お酒の神秘!「上呑み」ってなに?

お酒の神秘!「上呑み」ってなに?

お酒を知りたい

先生、上呑と下呑の違いがよく分からないのですが、教えてください。

お酒の達人

なるほど。お酒のタンクには呑穴が上下についていて、それぞれ上呑、下呑と呼ぶんだね。では、お酒は液体だから、タンクのどこに溜まるかな?

お酒を知りたい

そうですね…、下に溜まります!

お酒の達人

その通り!だから、下呑からはタンクの下の方に溜まったお酒を取り出すことができるんだ。では、上呑は何のためにあると思う?

上呑とは。

お酒のタンクには、側面の下の方に液体を入れたり出したりするための穴が上下に二つあります。この穴を呑穴(のみあな)と呼び、上の穴を上呑(うわのみ)、下の穴を下呑(したのみ)と言います。

「上呑み」とは?

「上呑み」とは?

「上呑み(うわのみ/じょうのみ)」とは、日本酒を醸造する過程で、搾る工程を経ずに、自然と酒袋から染み出てきた部分を指します。「あらばしり」とも呼ばれ、贅沢な飲み方として知られています。

一般的に日本酒は、発酵が終わった「もろみ」を絞って清酒と酒粕に分けますが、「上呑み」は絞らずに、もろみの重さで自然と滴り落ちてくる部分をそのままいただくのです。そのため、とろりとした濃厚な味わいが特徴です。

タンク構造と呑穴の役割

タンク構造と呑穴の役割

お酒造りの世界には、「上呑み」と呼ばれる、伝統的で奥深い技が存在します。 巨大なタンクで静かに熟成するお酒から、その最上部の層だけを抜き取る、まさに職人技とも言える精緻な作業です。では、なぜこのような方法がとられるのでしょうか?

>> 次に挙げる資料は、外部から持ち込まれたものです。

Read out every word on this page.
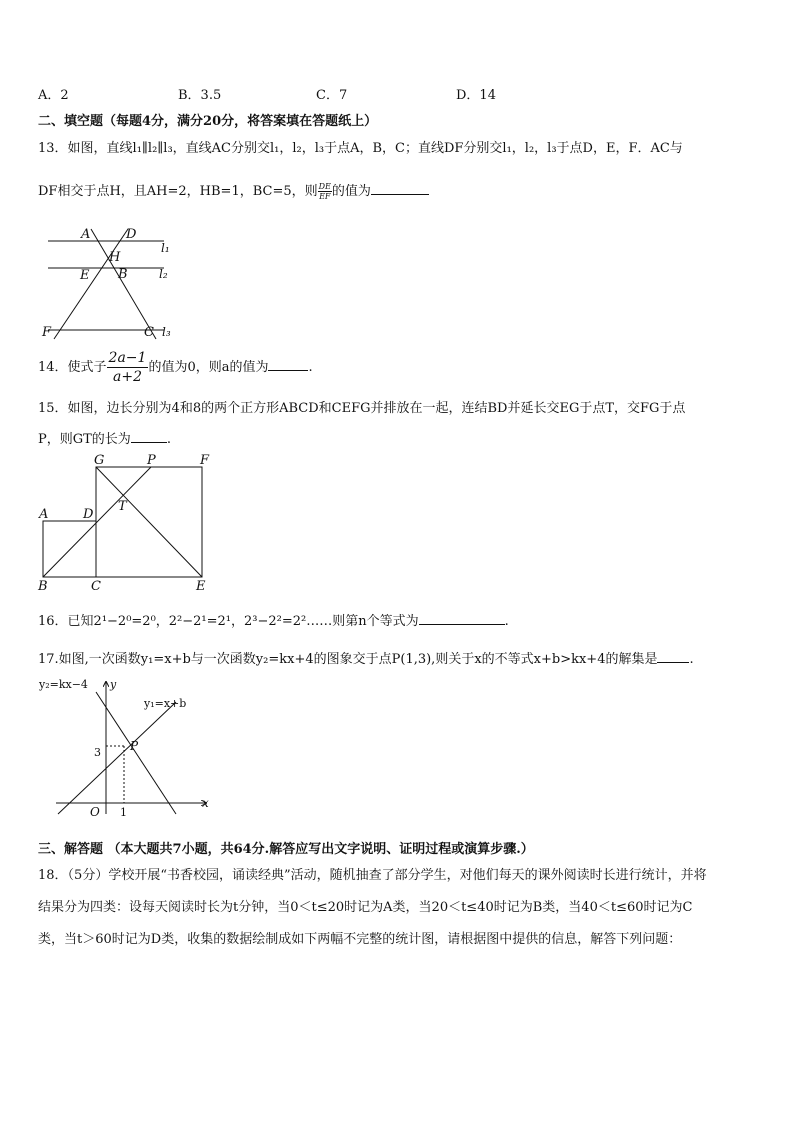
A．2	B．3.5	C．7	D．14
二、填空题（每题4分，满分20分，将答案填在答题纸上）
13．如图，直线l₁∥l₂∥l₃，直线AC分别交l₁，l₂，l₃于点A，B，C；直线DF分别交l₁，l₂，l₃于点D，E，F．AC与
DF相交于点H，且AH=2，HB=1，BC=5，则 $\frac{DE}{EF}$ 的值为
A	D
l₁
H
E B	l₂
F	C l₃
14．使式子 $\frac{2a-1}{a+2}$ 的值为0，则a的值为	.
15．如图，边长分别为4和8的两个正方形ABCD和CEFG并排放在一起，连结BD并延长交EG于点T，交FG于点
P，则GT的长为	.
G	P	F
T
A	D
B	C	E
16．已知2¹−2⁰=2⁰，2²−2¹=2¹，2³−2²=2²……则第n个等式为	.
17.如图,一次函数y₁=x+b与一次函数y₂=kx+4的图象交于点P(1,3),则关于x的不等式x+b>kx+4的解集是 .
y₂=kx−4 y
y₁=x+b
3 P
O 1
x
三、解答题 （本大题共7小题，共64分.解答应写出文字说明、证明过程或演算步骤.）
18．（5分）学校开展“书香校园，诵读经典”活动，随机抽查了部分学生，对他们每天的课外阅读时长进行统计，并将
结果分为四类：设每天阅读时长为t分钟，当0＜t≤20时记为A类，当20＜t≤40时记为B类，当40＜t≤60时记为C
类，当t＞60时记为D类，收集的数据绘制成如下两幅不完整的统计图，请根据图中提供的信息，解答下列问题：
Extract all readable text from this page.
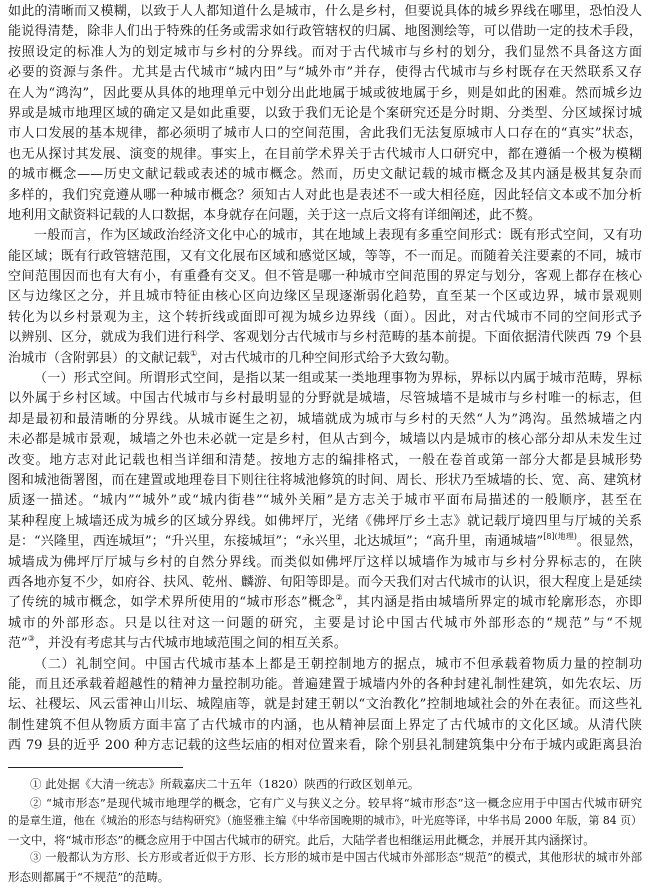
如此的清晰而又模糊，以致于人人都知道什么是城市，什么是乡村，但要说具体的城乡界线在哪里，恐怕没人
能说得清楚，除非人们出于特殊的任务或需求如行政管辖权的归属、地图测绘等，可以借助一定的技术手段，
按照设定的标准人为的划定城市与乡村的分界线。而对于古代城市与乡村的划分，我们显然不具备这方面
必要的资源与条件。尤其是古代城市“城内田”与“城外市”并存，使得古代城市与乡村既存在天然联系又存
在人为“鸿沟”，因此要从具体的地理单元中划分出此地属于城或彼地属于乡，则是如此的困难。然而城乡边
界或是城市地理区域的确定又是如此重要，以致于我们无论是个案研究还是分时期、分类型、分区域探讨城
市人口发展的基本规律，都必须明了城市人口的空间范围，舍此我们无法复原城市人口存在的“真实”状态，
也无从探讨其发展、演变的规律。事实上，在目前学术界关于古代城市人口研究中，都在遵循一个极为模糊
的城市概念——历史文献记载或表述的城市概念。然而，历史文献记载的城市概念及其内涵是极其复杂而
多样的，我们究竟遵从哪一种城市概念？须知古人对此也是表述不一或大相径庭，因此轻信文本或不加分析
地利用文献资料记载的人口数据，本身就存在问题，关于这一点后文将有详细阐述，此不赘。
一般而言，作为区域政治经济文化中心的城市，其在地域上表现有多重空间形式：既有形式空间，又有功
能区域；既有行政管辖范围，又有文化展布区域和感觉区域，等等，不一而足。而随着关注要素的不同，城市
空间范围因而也有大有小，有重叠有交叉。但不管是哪一种城市空间范围的界定与划分，客观上都存在核心
区与边缘区之分，并且城市特征由核心区向边缘区呈现逐渐弱化趋势，直至某一个区或边界，城市景观则
转化为以乡村景观为主，这个转折线或面即可视为城乡边界线（面）。因此，对古代城市不同的空间形式予
以辨别、区分，就成为我们进行科学、客观划分古代城市与乡村范畴的基本前提。下面依据清代陕西 79 个县
治城市（含附郭县）的文献记载①，对古代城市的几种空间形式给予大致勾勒。
（一）形式空间。所谓形式空间，是指以某一组或某一类地理事物为界标，界标以内属于城市范畴，界标
以外属于乡村区域。中国古代城市与乡村最明显的分野就是城墙，尽管城墙不是城市与乡村唯一的标志，但
却是最初和最清晰的分界线。从城市诞生之初，城墙就成为城市与乡村的天然“人为”鸿沟。虽然城墙之内
未必都是城市景观，城墙之外也未必就一定是乡村，但从古到今，城墙以内是城市的核心部分却从未发生过
改变。地方志对此记载也相当详细和清楚。按地方志的编排格式，一般在卷首或第一部分大都是县城形势
图和城池衙署图，而在建置或地理卷目下则往往将城池修筑的时间、周长、形状乃至城墙的长、宽、高、建筑材
质逐一描述。“城内”“城外”或“城内街巷”“城外关厢”是方志关于城市平面布局描述的一般顺序，甚至在
某种程度上城墙还成为城乡的区域分界线。如佛坪厅，光绪《佛坪厅乡土志》就记载厅境四里与厅城的关系
是：“兴隆里，西连城垣”；“升兴里，东接城垣”；“永兴里，北达城垣”；“高升里，南通城墙”$^{[8](地理)}$。很显然，
城墙成为佛坪厅厅城与乡村的自然分界线。而类似如佛坪厅这样以城墙作为城市与乡村分界标志的，在陕
西各地亦复不少，如府谷、扶风、乾州、麟游、旬阳等即是。而今天我们对古代城市的认识，很大程度上是延续
了传统的城市概念，如学术界所使用的“城市形态”概念②，其内涵是指由城墙所界定的城市轮廓形态，亦即
城市的外部形态。只是以往对这一问题的研究，主要是讨论中国古代城市外部形态的“规范”与“不规
范”③，并没有考虑其与古代城市地域范围之间的相互关系。
（二）礼制空间。中国古代城市基本上都是王朝控制地方的据点，城市不但承载着物质力量的控制功
能，而且还承载着超越性的精神力量控制功能。普遍建置于城墙内外的各种封建礼制性建筑，如先农坛、历
坛、社稷坛、风云雷神山川坛、城隍庙等，就是封建王朝以“文治教化”控制地域社会的外在表征。而这些礼
制性建筑不但从物质方面丰富了古代城市的内涵，也从精神层面上界定了古代城市的文化区域。从清代陕
西 79 县的近乎 200 种方志记载的这些坛庙的相对位置来看，除个别县礼制建筑集中分布于城内或距离县治
① 此处据《大清一统志》所载嘉庆二十五年（1820）陕西的行政区划单元。
② “城市形态”是现代城市地理学的概念，它有广义与狭义之分。较早将“城市形态”这一概念应用于中国古代城市研究
的是章生道，他在《城治的形态与结构研究》（施竖雅主编《中华帝国晚期的城市》，叶光庭等译，中华书局 2000 年版，第 84 页）
一文中，将“城市形态”的概念应用于中国古代城市的研究。此后，大陆学者也相继运用此概念，并展开其内涵探讨。
③ 一般都认为方形、长方形或者近似于方形、长方形的城市是中国古代城市外部形态“规范”的模式，其他形状的城市外部
形态则都属于“不规范”的范畴。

それを理解するために、まずは酒蔵で活躍するタンクの構造に注目してみましょう。お酒は、発酵が進むにつれて、比重の軽い部分と重い部分に分かれます。特に、タンク上部には、雑味のない、香り高くまろやかなお酒の層が生まれます。これが「上呑み」の由来です。

しかし、巨大なタンクから最上層の液体だけを抽出するには、高度な技術が必要です。そこで活躍するのが「呑穴(のみあな)」です。タンク側面に設けられたこの小さな穴は、お酒の層を見極め、狙った場所からだけを抜き取るための、まさに職人の知恵の結晶と言えるでしょう。

上呑みと下呑みの違いとは?

上呑みと下呑みの違いとは?

「上呑み」って言葉を聞いたことはありますか? お酒に詳しい人ならピンとくるかもしれませんが、そうでない方は一体どんな飲み方なのか、想像もつかないかもしれません。 実は、上呑みとは、お酒を口に含んだ後、舌の上で軽く転がし、香りや味わいをじっくりと楽しんだ後に、ゆっくりと喉へ流し込む飲み方のこと。 一方、普段私たちが何気なく行っているごくごくとお酒を飲む方法は「下呑み」と呼ばれます。 上呑みは、お酒の旨味を最大限に引き出し、芳醇な香りを鼻腔まで届けてくれるため、より深くお酒を味わいたい時に最適な方法と言えるでしょう。

上呑みの味わいの特徴

上呑みの味わいの特徴

一口飲んだだけで、芳醇な香りとまろやかな舌触りに思わず顔がほころぶ。それが上質な日本酒、「上呑み」の魅力です。雑味が少なく、米の旨味をダイレクトに感じられるのが特徴です。一般的に流通しているお酒と比べて、香り、味わい、後味のすべてにおいてワンランク上の体験を提供してくれます。特に、丁寧な作業で造られるため、生産量が限られているのも魅力の一つと言えるでしょう。

上呑みを楽しむ

上呑みを楽しむ

せっかく上質な日本酒を手に入れても、飲み方一つで味わいは大きく変わってしまうもの。上呑みは、日本酒本来の旨味や香りを最大限に引き出す、いわば日本酒のポテンシャルを解放するテクニックと言えるでしょう。

まずは温度にこだわってみましょう。一般的に、香り高い大吟醸などは冷やして、どっしりとした純米酒などは常温やぬる燗で楽しむのがおすすめです。

そして、使用する酒器にも注目です。ワイングラスのような口の狭まったグラスは香りを閉じ込め、逆に口の広いお猪口は香りを広げてくれます。同じお酒でも、異なる表情を見せてくれるのが面白いですね。

お気に入りの酒器を手に、じっくりと時間をかけて味わう…それが上呑みの醍醐味と言えるでしょう。